UnWholly (Unwind Dystology #2)(60)



His mother sees him first. She reaches over to get his father’s attention. They look at each other for a moment, sharing whatever pseudo-telepathy married couples have. Then his mother stands, crosses to Lev, and never once looking at him, hugs him awkwardly, then leaves the room.

His father doesn’t look at him either. Not at first anyway. He just looks to Marcus, watching his chest rise and fall in a slow, steady, machine-regulated rhythm.

“How is he?” Lev asks.

“He’s in an induced coma. They said they’ll keep him like this for three days, so the nanos can speed the healing.”

Lev has heard that the pain of nano-healing is unbearable. It’s best that Marcus sleeps through it. Lev is certain that his parents gave Marcus all tithed organs. The most expensive. He knows this, but he won’t ask.

Finally his father looks at him. “Are you satisfied now? Are you happy with the results of your actions?”

Lev has imagined this conversation between him and his father a hundred times. In each of those mental confrontations, Lev has always been the one making accusations, not the other way around. How dare he? How dare he? Lev wants to lash out, but he refuses to take the bait. He says nothing.

“Do you have any idea what you’ve put this family through?” his father says. “The shame? The ridicule?”

Lev can’t maintain his silence. “Then maybe you shouldn’t surround yourself with people as judgmental as you.”

His father looks to Marcus again. “Your brother will come home with us,” he decrees. And since any guts that Marcus now has have been paid for by their father’s money, he won’t have much of a choice.

“And me?”

Again, his father won’t look at him. “My son was tithed a year ago,” he says. “That’s the son I choose to remember. As for you, you can do as you please. It’s not my concern.” And he says no more.

“When Marcus wakes up, tell him I forgive him,” Lev says.

“Forgive him for what?”

“He’ll know.”

And Lev leaves without saying good-bye.

Farther down the hallway, he spots his mother again, and other members of his family, in the fourth-floor waiting room. A brother, two sisters, and their husbands. In the end, they came for Marcus. None of them are there for him. He hesitates, wondering if he should go in there. Will they behave like his father, bitter, rigid, and cold—or like his mother, offering a pained hug, yet refusing to look at him?

Then, in that moment of indecision, he sees one of his sisters bend down and pick up a baby. It’s a new nephew Lev never even knew he had.

And the baby is dressed all in white.

Lev races back to his room, but even before he gets there, he feels the eruption begin. It starts deep in his gut, sobs rising with such unexpected fury, his abdomen locks in a cramp. He must struggle the last few feet to his room doubled over, barely able to catch his breath as the tears burst from his eyes.

Somewhere deep, deep down in the most irrational corner of Lev’s mind—perhaps the place where childhood dreams go—he held out a secret hope that he might actually be taken back. That he might one day be welcomed home. Marcus had told him to forget about it—that it would never happen, but nothing could wipe out that stubborn hope that hid within him. Until today.

He climbs into his hospital bed and forces his face into his pillow as the sobs crescendo into wails. A full year’s worth of suppressed heartache pours forth from his soul like Niagara, and he doesn’t care if he drowns in the killing whiteness of its churning waters.

? ? ?

Lev wakes without ever remembering having slept. He knows he must have, because there’s morning light streaming into the room.

“Good morning, Lev.”

He turns his head toward the voice a little too sharply, and the room spins around him. An aftereffect of the explosion. His ears are still ringing, but at least the flutter in his left ear has settled down.

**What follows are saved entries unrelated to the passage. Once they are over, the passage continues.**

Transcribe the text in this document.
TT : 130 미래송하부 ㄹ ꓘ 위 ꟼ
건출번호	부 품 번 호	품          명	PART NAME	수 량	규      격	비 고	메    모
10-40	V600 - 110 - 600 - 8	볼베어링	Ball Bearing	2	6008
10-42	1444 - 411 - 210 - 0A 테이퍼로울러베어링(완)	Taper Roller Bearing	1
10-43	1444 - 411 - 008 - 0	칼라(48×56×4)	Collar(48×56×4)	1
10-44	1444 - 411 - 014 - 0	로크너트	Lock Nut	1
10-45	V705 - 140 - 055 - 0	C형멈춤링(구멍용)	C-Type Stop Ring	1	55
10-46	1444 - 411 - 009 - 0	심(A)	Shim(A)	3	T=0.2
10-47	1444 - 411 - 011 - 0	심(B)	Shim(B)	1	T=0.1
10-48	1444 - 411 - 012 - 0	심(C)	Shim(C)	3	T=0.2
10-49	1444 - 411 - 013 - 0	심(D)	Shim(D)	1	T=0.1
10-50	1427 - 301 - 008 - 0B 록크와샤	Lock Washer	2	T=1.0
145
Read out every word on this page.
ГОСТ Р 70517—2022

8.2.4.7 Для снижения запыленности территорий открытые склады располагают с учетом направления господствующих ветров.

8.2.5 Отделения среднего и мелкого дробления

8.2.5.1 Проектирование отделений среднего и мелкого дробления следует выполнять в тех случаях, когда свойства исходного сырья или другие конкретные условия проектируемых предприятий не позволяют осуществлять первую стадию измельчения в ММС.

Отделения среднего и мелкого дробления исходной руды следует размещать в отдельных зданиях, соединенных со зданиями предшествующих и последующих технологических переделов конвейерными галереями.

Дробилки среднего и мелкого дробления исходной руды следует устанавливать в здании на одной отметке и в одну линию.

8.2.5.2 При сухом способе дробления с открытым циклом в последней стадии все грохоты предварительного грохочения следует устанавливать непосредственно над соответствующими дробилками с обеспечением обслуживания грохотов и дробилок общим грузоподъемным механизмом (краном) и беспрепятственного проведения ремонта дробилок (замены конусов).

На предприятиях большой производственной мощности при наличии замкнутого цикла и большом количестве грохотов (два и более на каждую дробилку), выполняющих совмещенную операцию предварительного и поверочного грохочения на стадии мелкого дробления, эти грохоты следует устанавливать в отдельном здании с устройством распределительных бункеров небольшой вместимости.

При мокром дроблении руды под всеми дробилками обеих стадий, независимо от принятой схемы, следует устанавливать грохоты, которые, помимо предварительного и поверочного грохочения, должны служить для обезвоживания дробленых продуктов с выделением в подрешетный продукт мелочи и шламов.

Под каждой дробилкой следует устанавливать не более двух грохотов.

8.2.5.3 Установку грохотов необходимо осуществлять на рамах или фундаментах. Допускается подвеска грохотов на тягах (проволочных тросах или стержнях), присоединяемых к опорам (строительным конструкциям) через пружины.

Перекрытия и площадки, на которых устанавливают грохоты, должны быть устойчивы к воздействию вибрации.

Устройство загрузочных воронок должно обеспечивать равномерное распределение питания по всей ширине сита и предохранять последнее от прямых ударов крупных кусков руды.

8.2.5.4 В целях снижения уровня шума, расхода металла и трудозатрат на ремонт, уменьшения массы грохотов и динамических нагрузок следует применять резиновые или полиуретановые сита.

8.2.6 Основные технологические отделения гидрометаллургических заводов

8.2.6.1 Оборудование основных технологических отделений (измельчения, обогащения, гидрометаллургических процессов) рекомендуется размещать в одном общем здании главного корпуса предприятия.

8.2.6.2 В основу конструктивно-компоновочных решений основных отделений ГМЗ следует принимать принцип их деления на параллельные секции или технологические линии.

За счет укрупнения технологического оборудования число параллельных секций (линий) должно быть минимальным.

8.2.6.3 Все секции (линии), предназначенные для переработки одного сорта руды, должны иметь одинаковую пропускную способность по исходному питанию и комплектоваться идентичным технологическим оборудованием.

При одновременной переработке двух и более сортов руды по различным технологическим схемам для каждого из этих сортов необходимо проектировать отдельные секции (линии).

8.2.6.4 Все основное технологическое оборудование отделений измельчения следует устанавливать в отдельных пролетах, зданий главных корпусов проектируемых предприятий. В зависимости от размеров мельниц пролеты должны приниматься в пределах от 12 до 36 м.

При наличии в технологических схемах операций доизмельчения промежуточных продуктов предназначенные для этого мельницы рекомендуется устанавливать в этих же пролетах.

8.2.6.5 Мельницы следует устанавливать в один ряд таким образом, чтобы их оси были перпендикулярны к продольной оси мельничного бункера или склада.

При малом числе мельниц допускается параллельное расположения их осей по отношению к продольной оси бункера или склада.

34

Sitting in a chair near the foot of his bed is a woman a little too well-dressed to be part of the hospital staff.

“Are you FBI? Homeland Security? Are you here to ask me more questions? Because I don’t have any more answers.”

The woman chuckles slightly. “I’m not with any government agency. I represent the Cavenaugh Trust. Have you heard of it?”

Lev shakes his head. “Should I have?”

She hands him a colorful brochure, and as he looks at it, he gets a shiver.

“It looks like a harvest camp brochure.”

“Hardly,” she says, clearly insulted. The right response, as far as Lev is concerned. “To put it simply,” she tells him, “the Cavenaugh trust is a whole lot of money, set aside by what was once a very wealthy family to help wayward youth. And we can think of few youth as wayward as you.”

She gives him a twisted little smile, thinking herself funny. She’s not.

“Be that as it may,” she says, “we understand you have no place to go once you’re released, and rather than leave you at the mercy of Child Protective Services, who certainly cannot protect you from any future clapper attacks, we are prepared to offer you a place to live—with the full approval of the Juvenile Authority, of course—in exchange for your services.”

Lev pulls his knees up beneath his covers and shrinks away from her. He doesn’t trust well-dressed people who make offers with strings attached. “What kind of services?”